The wemilere is  usually described as a feast of the orishas   -   an act of devotion and calling down or  connection with the orishas. There are drummers, dancers and singers to assist this with an attending public. The drummers play different rhythms which are each connected to  different orishas. The rhythms connect with the idea of these orishas so for example there are different rhythms for Gemaya which recall the sounds of the waters of the sea – sometimes calm and soothing, sometimes rising to a furore with lashing waves, water spouts and whirlpools.

The divinity associated with this power of which the sea waters are a manifestation is drawn by the sounds to the wemilere. In front of the drummers is a dancer who knows the steps of the divinity and is dressed in his/ her costume. So Gemaya wears blue and white for the waves and foam and the dancer, in the religious rite, is possessed by her. Thus is the connection, which humans are always searching for in their religions, made with the divine.

Drummers and dancers compete with each other : one moment the dancer is leading the drummers in ever faster rhythms another moment the drummers are leading the dancer in the resonances of Gemaya. The inspiration of the moment comes from the vibrations of the drums  to which resonate the dancer and the accompanying singers.

After the Revolution in Cuba in 1959 a great effort was made to integrate the black, white-skinned and mixed or mulatto society. As part of this a much greater value was placed on the cultural manifestations of the people of Afro-Cuban origin and their music and dance brought into the cultural mainstream and performed in  theatres and on other stages.
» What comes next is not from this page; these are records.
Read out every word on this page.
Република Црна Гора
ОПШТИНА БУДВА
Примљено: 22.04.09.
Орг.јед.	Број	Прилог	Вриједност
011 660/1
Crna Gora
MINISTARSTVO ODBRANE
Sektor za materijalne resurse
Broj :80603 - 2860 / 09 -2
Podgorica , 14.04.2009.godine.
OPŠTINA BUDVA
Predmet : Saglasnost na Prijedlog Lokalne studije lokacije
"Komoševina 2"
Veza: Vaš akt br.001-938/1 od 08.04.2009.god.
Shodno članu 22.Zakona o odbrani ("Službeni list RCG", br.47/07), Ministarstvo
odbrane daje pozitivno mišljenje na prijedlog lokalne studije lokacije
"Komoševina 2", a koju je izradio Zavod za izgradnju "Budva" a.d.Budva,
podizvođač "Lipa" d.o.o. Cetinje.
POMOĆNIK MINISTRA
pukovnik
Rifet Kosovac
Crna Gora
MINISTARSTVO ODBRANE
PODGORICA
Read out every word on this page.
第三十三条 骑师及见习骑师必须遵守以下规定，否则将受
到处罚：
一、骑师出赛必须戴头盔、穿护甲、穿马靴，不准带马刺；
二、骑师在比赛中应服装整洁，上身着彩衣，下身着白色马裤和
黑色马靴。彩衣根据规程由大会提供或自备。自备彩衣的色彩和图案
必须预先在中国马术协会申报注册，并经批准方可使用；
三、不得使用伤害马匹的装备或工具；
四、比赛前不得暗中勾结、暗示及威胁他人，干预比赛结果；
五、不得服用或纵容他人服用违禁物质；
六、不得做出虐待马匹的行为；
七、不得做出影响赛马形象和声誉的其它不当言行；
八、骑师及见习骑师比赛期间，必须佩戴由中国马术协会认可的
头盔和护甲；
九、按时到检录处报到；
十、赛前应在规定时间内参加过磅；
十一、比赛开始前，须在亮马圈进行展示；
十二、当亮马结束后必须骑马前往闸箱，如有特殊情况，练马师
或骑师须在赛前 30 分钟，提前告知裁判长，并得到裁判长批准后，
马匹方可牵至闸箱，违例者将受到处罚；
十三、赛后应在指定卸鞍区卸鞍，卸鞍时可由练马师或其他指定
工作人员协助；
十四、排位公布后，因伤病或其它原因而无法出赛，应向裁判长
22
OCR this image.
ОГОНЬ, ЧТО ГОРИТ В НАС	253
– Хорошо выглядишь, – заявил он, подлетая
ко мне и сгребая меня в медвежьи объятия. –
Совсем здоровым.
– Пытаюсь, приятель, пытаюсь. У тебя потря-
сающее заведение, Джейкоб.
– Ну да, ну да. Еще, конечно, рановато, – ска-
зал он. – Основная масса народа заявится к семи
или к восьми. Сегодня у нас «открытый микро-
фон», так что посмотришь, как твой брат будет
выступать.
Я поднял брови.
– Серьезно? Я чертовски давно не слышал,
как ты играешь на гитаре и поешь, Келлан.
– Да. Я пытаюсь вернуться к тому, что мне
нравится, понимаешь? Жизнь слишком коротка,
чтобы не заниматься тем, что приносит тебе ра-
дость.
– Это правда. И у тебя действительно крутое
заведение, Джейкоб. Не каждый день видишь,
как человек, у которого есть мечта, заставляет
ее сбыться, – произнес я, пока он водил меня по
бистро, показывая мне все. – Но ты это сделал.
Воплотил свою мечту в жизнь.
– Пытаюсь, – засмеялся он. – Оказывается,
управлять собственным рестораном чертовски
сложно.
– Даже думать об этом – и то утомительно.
I have therefore seen this wemilere many, many times in this cultural context, rather than in a strictly religious comtext. It may begin with a ceremony of blessing for the dancers, the drums and the musicians and singers by an Afro-Cuban priest, but the drums used themselves are not sacred drums which must go through a religious initiation process.

However the orishas themselves do not make our  strict human rules about religion. When my husband's dance company came to England in 2001 they were staying in a rented house in Norfolk. They decided to have a wemilere for themselves in the garden. During it one of the dancers became possessed. No-one was expecting that.

The music of the drums certainly touches very profound parts of the human soul.